If $a_{n+2} = \frac{1}{3}\left(a_{n+1}+\frac{1}{a_{n}}\right)$, then $\lim_{n\to\infty}a_{n} = ?$ 
If $\displaystyle a_{n+2} = \frac{1}{3}\left(a_{n+1}+\frac{1}{a_{n}}\right),a_{n}>0$, then $\lim_{n\rightarrow \infty}a_{n} = ?$

My try:
It seems that when $n \rightarrow \infty$ then we can write $a_{n}=a_{n+1}=a_{n+2} = l$ (finite number), but I did not understand how I can prove that the sequence is strictly increasing. Help required. Thanks.
 A: Replace $a_n$ $(n\geq0)$ by the new variables $x_n$ and $y_n$ $(n\geq1)$, defined by
$$x_n:=\sqrt{2}a_n,\qquad y_n:={1\over\sqrt{2}a_{n-1}}={1\over x_{n-1}}\ .$$Then
$$x_{n+1}=\sqrt{2}a_{n+1}={1\over3}\left(\sqrt{2}a_n+{2\over\sqrt{2}a_{n-1}}\right)={1\over3}x_n+{2\over3}y_n\ .$$
In this way we obtain the first order recursion
$$\left.\eqalign{x_{n+1}&={1\over3}x_n+{2\over3}y_n\cr y_{n+1}&={1\over x_n}\cr}\right\}\qquad(n\geq1)\ .$$
The point $p:=(1,1)$ is obviously a fixed point of the implied transformation
$$f(x,y):=\left({1\over3}x+{2\over3}y, \ {1\over x}\right)\ .$$
In order to check whether $p$ is attracting we have to look at
$$df(p)=\left[\matrix{{1\over3}&{2\over3}\cr -1&0\cr}\right]\ .$$
The singular values of ths matrix are  $1.08554$ and $0.61413$, which is not sufficient. But if we now look at
$$\bigl(df(p)\bigr)^2=\left[\matrix{-{5\over9}&{2\over9}\cr -{1\over3}&-{2\over3}\cr}\right]$$
then we get the singular values $0.74985$ and $0.59271$. This allows to conclude that $p$ is attracting after all. It follows that there is some neighborhood $U$ of $p$ such that all initial points $(x_0,y_0)\in U$ are attracted to $p$ under iteration of $f$.

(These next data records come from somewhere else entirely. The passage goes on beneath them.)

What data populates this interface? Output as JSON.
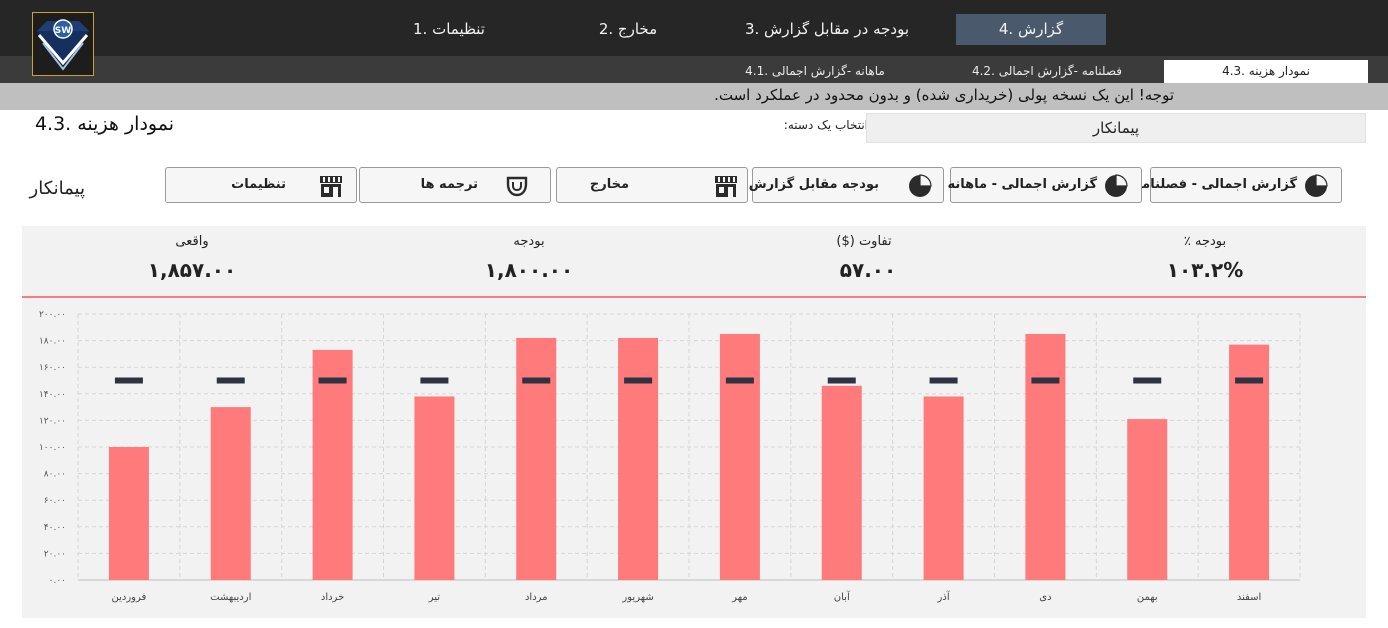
{
  "nav": {
    "items": [
      {
        "label": "تنظیمات .1"
      },
      {
        "label": "مخارج .2"
      },
      {
        "label": "بودجه در مقابل گزارش .3"
      },
      {
        "label": "گزارش .4"
      }
    ],
    "active_index": 3,
    "logo_text": "SW"
  },
  "subnav": {
    "items": [
      {
        "label": "ماهانه -گزارش اجمالی .4.1"
      },
      {
        "label": "فصلنامه -گزارش اجمالی .4.2"
      },
      {
        "label": "نمودار هزینه .4.3"
      }
    ]
  },
  "notice": "توجه! این یک نسخه پولی (خریداری شده) و بدون محدود در عملکرد است.",
  "page": {
    "title": "نمودار هزینه .4.3",
    "select_label": "انتخاب یک دسته:",
    "selected_category": "پیمانکار",
    "category_heading": "پیمانکار"
  },
  "buttons": [
    {
      "label": "گزارش اجمالی - فصلنامه",
      "icon": "pie-chart-icon"
    },
    {
      "label": "گزارش اجمالی - ماهانه",
      "icon": "pie-chart-icon"
    },
    {
      "label": "بودجه مقابل گزارش",
      "icon": "pie-chart-icon"
    },
    {
      "label": "مخارج",
      "icon": "store-icon"
    },
    {
      "label": "ترجمه ها",
      "icon": "translate-icon"
    },
    {
      "label": "تنظیمات",
      "icon": "store-icon"
    }
  ],
  "kpis": {
    "actual_title": "واقعی",
    "actual_value": "۱,۸۵۷.۰۰",
    "budget_title": "بودجه",
    "budget_value": "۱,۸۰۰.۰۰",
    "diff_title": "تفاوت ($)",
    "diff_value": "۵۷.۰۰",
    "budget_pct_title": "بودجه ٪",
    "budget_pct_value": "۱۰۳.۲%"
  },
  "colors": {
    "bar": "#ff7b7b",
    "budget_marker": "#2d3342",
    "kpi_line": "#f08080",
    "active_tab": "#4a5a6c"
  },
  "chart_data": {
    "type": "bar",
    "categories": [
      "فروردین",
      "اردیبهشت",
      "خرداد",
      "تیر",
      "مرداد",
      "شهریور",
      "مهر",
      "آبان",
      "آذر",
      "دی",
      "بهمن",
      "اسفند"
    ],
    "series": [
      {
        "values": [
          100,
          130,
          173,
          138,
          182,
          182,
          185,
          146,
          138,
          185,
          121,
          177
        ]
      },
      {
        "values": [
          150,
          150,
          150,
          150,
          150,
          150,
          150,
          150,
          150,
          150,
          150,
          150
        ]
      }
    ],
    "ylim": [
      0,
      200
    ],
    "yticks": [
      0,
      20,
      40,
      60,
      80,
      100,
      120,
      140,
      160,
      180,
      200
    ],
    "ytick_labels": [
      "۰.۰۰",
      "۲۰.۰۰",
      "۴۰.۰۰",
      "۶۰.۰۰",
      "۸۰.۰۰",
      "۱۰۰.۰۰",
      "۱۲۰.۰۰",
      "۱۴۰.۰۰",
      "۱۶۰.۰۰",
      "۱۸۰.۰۰",
      "۲۰۰.۰۰"
    ],
    "grid": true,
    "title": "",
    "xlabel": "",
    "ylabel": ""
  }
}
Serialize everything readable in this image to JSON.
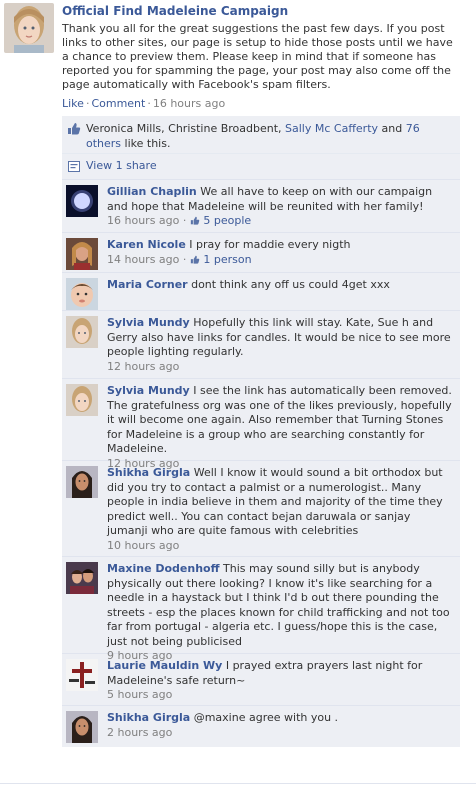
{
  "post": {
    "author": "Official Find Madeleine Campaign",
    "text": "Thank you all for the great suggestions the past few days. If you post links to other sites, our page is setup to hide those posts until we have a chance to preview them. Please keep in mind that if someone has reported you for spamming the page, your post may also come off the page automatically with Facebook's spam filters.",
    "like_label": "Like",
    "comment_label": "Comment",
    "time": "16 hours ago"
  },
  "likes": {
    "plain_names": "Veronica Mills, Christine Broadbent, ",
    "link_name": "Sally Mc Cafferty",
    "and_text": " and ",
    "others": "76 others",
    "suffix": " like this."
  },
  "view_share": "View 1 share",
  "comments": [
    {
      "name": "Gillian Chaplin",
      "text": "We all have to keep on with our campaign and hope that Madeleine will be reunited with her family!",
      "time": "16 hours ago",
      "likes": "5 people",
      "avatar": "moon-photo"
    },
    {
      "name": "Karen Nicole",
      "text": "I pray for maddie every nigth",
      "time": "14 hours ago",
      "likes": "1 person",
      "avatar": "woman-photo"
    },
    {
      "name": "Maria Corner",
      "text": "dont think any off us could 4get xxx",
      "time": "",
      "likes": "",
      "avatar": "baby-photo"
    },
    {
      "name": "Sylvia Mundy",
      "text": "Hopefully this link will stay. Kate, Sue h and Gerry also have links for candles. It would be nice to see more people lighting regularly.",
      "time": "12 hours ago",
      "likes": "",
      "avatar": "girl-photo"
    },
    {
      "name": "Sylvia Mundy",
      "text": "I see the link has automatically been removed. The gratefulness org was one of the likes previously, hopefully it will become one again. Also remember that Turning Stones for Madeleine is a group who are searching constantly for Madeleine.",
      "time": "12 hours ago",
      "likes": "",
      "avatar": "girl-photo"
    },
    {
      "name": "Shikha Girgla",
      "text": "Well I know it would sound a bit orthodox but did you try to contact a palmist or a numerologist.. Many people in india believe in them and majority of the time they predict well.. You can contact bejan daruwala or sanjay jumanji who are quite famous with celebrities",
      "time": "10 hours ago",
      "likes": "",
      "avatar": "woman-dark-photo"
    },
    {
      "name": "Maxine Dodenhoff",
      "text": "This may sound silly but is anybody physically out there looking? I know it's like searching for a needle in a haystack but I think I'd b out there pounding the streets - esp the places known for child trafficking and not too far from portugal - algeria etc. I guess/hope this is the case, just not being publicised",
      "time": "9 hours ago",
      "likes": "",
      "avatar": "couple-photo"
    },
    {
      "name": "Laurie Mauldin Wy",
      "text": "I prayed extra prayers last night for Madeleine's safe return~",
      "time": "5 hours ago",
      "likes": "",
      "avatar": "cross-photo"
    },
    {
      "name": "Shikha Girgla",
      "text": "@maxine agree with you .",
      "time": "2 hours ago",
      "likes": "",
      "avatar": "woman-dark-photo"
    }
  ],
  "colors": {
    "link": "#3b5998",
    "ufi_bg": "#edeff4",
    "meta": "#808080"
  }
}
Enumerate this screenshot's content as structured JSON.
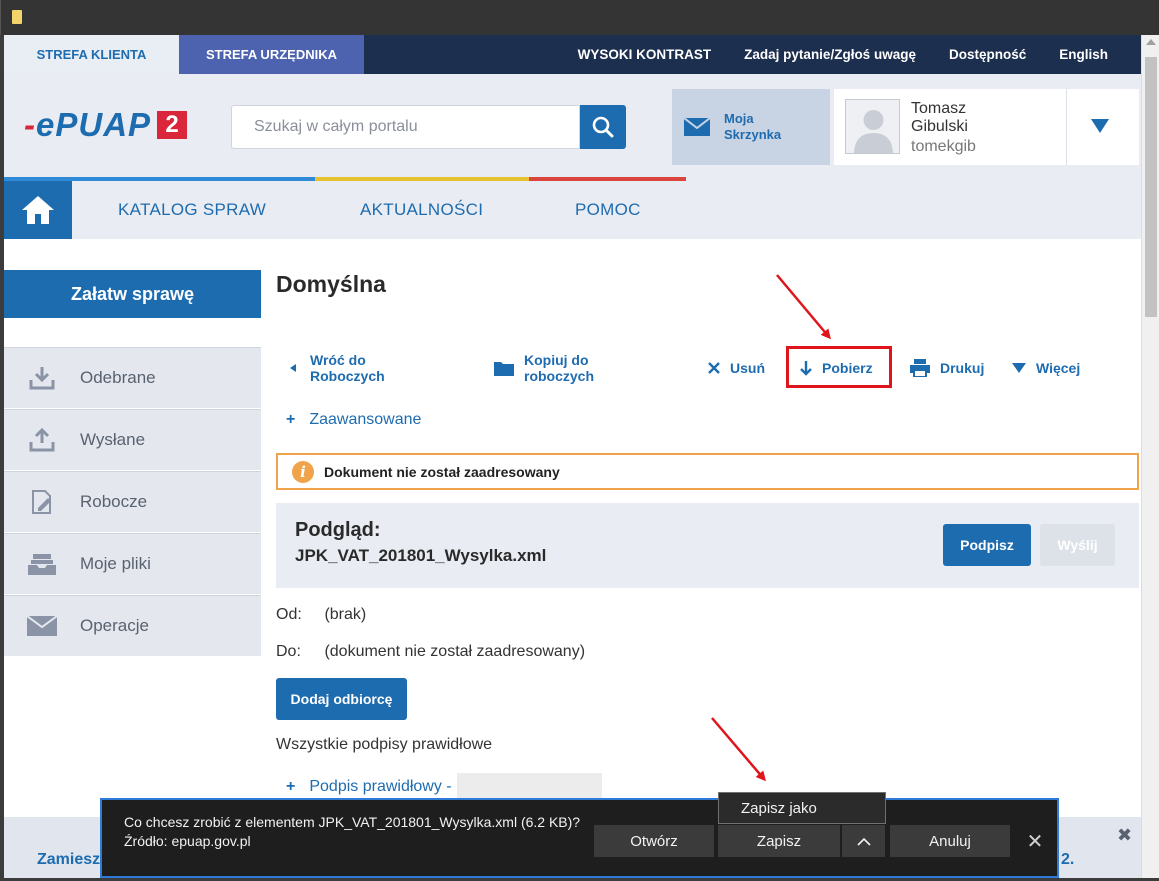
{
  "top_tabs": {
    "klienta": "STREFA KLIENTA",
    "urzednika": "STREFA URZĘDNIKA"
  },
  "top_links": [
    "WYSOKI KONTRAST",
    "Zadaj pytanie/Zgłoś uwagę",
    "Dostępność",
    "English"
  ],
  "header": {
    "logo_text": "ePUAP",
    "logo_num": "2",
    "search_placeholder": "Szukaj w całym portalu",
    "mailbox_label": "Moja Skrzynka",
    "user_name": "Tomasz Gibulski",
    "user_login": "tomekgib"
  },
  "nav": {
    "items": [
      "KATALOG SPRAW",
      "AKTUALNOŚCI",
      "POMOC"
    ],
    "bar_colors": [
      "#2f8ad8",
      "#e6c230",
      "#d9453b"
    ]
  },
  "sidebar": {
    "cta": "Załatw sprawę",
    "items": [
      {
        "label": "Odebrane",
        "icon": "inbox-download-icon"
      },
      {
        "label": "Wysłane",
        "icon": "outbox-upload-icon"
      },
      {
        "label": "Robocze",
        "icon": "draft-edit-icon"
      },
      {
        "label": "Moje pliki",
        "icon": "files-tray-icon"
      },
      {
        "label": "Operacje",
        "icon": "envelope-icon"
      }
    ]
  },
  "main": {
    "title": "Domyślna",
    "toolbar": {
      "back": "Wróć do Roboczych",
      "copy": "Kopiuj do roboczych",
      "delete": "Usuń",
      "download": "Pobierz",
      "print": "Drukuj",
      "more": "Więcej"
    },
    "advanced": "Zaawansowane",
    "alert": "Dokument nie został zaadresowany",
    "preview_heading": "Podgląd:",
    "preview_file": "JPK_VAT_201801_Wysylka.xml",
    "btn_sign": "Podpisz",
    "btn_send": "Wyślij",
    "from_label": "Od:",
    "from_value": "(brak)",
    "to_label": "Do:",
    "to_value": "(dokument nie został zaadresowany)",
    "btn_add_recipient": "Dodaj odbiorcę",
    "signatures_all": "Wszystkie podpisy prawidłowe",
    "signature_item": "Podpis prawidłowy -"
  },
  "footer": {
    "left": "Zamiesz",
    "right": "2."
  },
  "download_bar": {
    "message": "Co chcesz zrobić z elementem JPK_VAT_201801_Wysylka.xml (6.2 KB)?",
    "source": "Źródło: epuap.gov.pl",
    "open": "Otwórz",
    "save": "Zapisz",
    "cancel": "Anuluj",
    "save_as": "Zapisz jako"
  }
}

Returning to the $a_n$ in the orginal problem this means that there is a neighborhood $U'$ of the point $\bigl({1\over\sqrt{2}},{1\over\sqrt{2}}\bigr)$ such that for all initial values $(a_0,a_1)\in U$ one has $\lim_{n\to\infty} a_n={1\over\sqrt{2}}$.
The $f$ defined in $(1)$ is easily seen to be injective on the open first quadrant. The following figure shows in blue the ellipse $\epsilon$ with center $(1,1)$ and semi-axes $0.2$, $0.28$, and in olive the image of $\epsilon$ under $f^{\circ2}$. From this picture it becomes plausible that the iterated images of the region bounded by $\epsilon$ converge to the point $(1,1)$.